In the proposed proactive landslide cadaster, the results of these investigations would be incorporated wherever available, allowing continuous updates of hydrogeological and geomechanical conditions. Location maps are included where possible, and Table 4 summarizes the key measurement sites and parameters within the study area. The data presented in the table are structured in a manner consistent with a proactive landslide cadaster, allowing continuous updating as new measurements or observations from the study area become available. Such parameters are typically not included in conventional landslide cadasters; however, within a proactive system they would be continuously updated and expanded as new measurements, observations, and climate-related data become available. This approach illustrates how the cadaster could dynamically integrate multi-source information to support preliminary, site-specific slope stability assessments.
Laboratory tests provided geomechanical parameters, such as shear strength (cohesion c and internal friction angle φ) and consolidation behavior, allowing local calibration of slope stability models under field moisture and saturation conditions.

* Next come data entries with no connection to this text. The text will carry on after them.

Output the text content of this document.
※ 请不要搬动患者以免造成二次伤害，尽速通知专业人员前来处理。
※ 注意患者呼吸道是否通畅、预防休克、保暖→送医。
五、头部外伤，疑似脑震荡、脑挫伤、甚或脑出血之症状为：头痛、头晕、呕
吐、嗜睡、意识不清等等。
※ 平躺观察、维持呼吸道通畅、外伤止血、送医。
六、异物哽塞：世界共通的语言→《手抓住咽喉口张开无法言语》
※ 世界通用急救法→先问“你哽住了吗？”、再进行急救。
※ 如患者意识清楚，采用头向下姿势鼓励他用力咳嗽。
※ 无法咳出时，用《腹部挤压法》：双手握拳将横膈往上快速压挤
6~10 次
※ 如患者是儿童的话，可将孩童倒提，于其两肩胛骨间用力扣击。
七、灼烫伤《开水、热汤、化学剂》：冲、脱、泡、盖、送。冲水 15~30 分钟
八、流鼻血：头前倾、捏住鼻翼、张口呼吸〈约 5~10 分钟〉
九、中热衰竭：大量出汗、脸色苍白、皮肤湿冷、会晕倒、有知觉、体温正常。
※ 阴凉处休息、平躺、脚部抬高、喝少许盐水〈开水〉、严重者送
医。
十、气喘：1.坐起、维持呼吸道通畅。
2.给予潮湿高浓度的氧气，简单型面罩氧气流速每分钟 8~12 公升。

Special attention was given to unsaturated soil behavior, including matric suction measurements, to quantify its contribution to slope stability.
The integration of field and laboratory data enabled a comprehensive characterization of slope conditions, encompassing geometric, hydrological, and mechanical parameters. The dependency of shear strength on moisture content was emphasized, supporting the development of dynamic climate–geomechanical indicators of slope stability. These datasets form the basis for subsequent slope stability modeling and integration into the proactive landslide cadaster.
A representative example for the Kebelj location (Visole area) illustrates the type of data collected. Soil Layer 1 (ClL-SiL (CL), based on field investigations and laboratory testing, included the following parameters: bulk density γ = 18.5 kN/m3, water content w = 35%, permeability k = 1 × 10−6 m/s, porosity n = 0.4, degree of saturation Sr = 70%, cohesion c = 3 kPa with reduction in cohesion with moisture ∆c = 0.5 kPa/%w, and internal friction angle φ = 20° with reduction in φ with moisture ∆φ = 1°/%w (see Section 2.8). Similar characterization was carried out for all other reference locations within the Visole area.
The complete dataset for representative locations is summarized in Table 4, integrating field measurements, laboratory results, and landslide occurrence data to support the development of the proactive landslide cadaster.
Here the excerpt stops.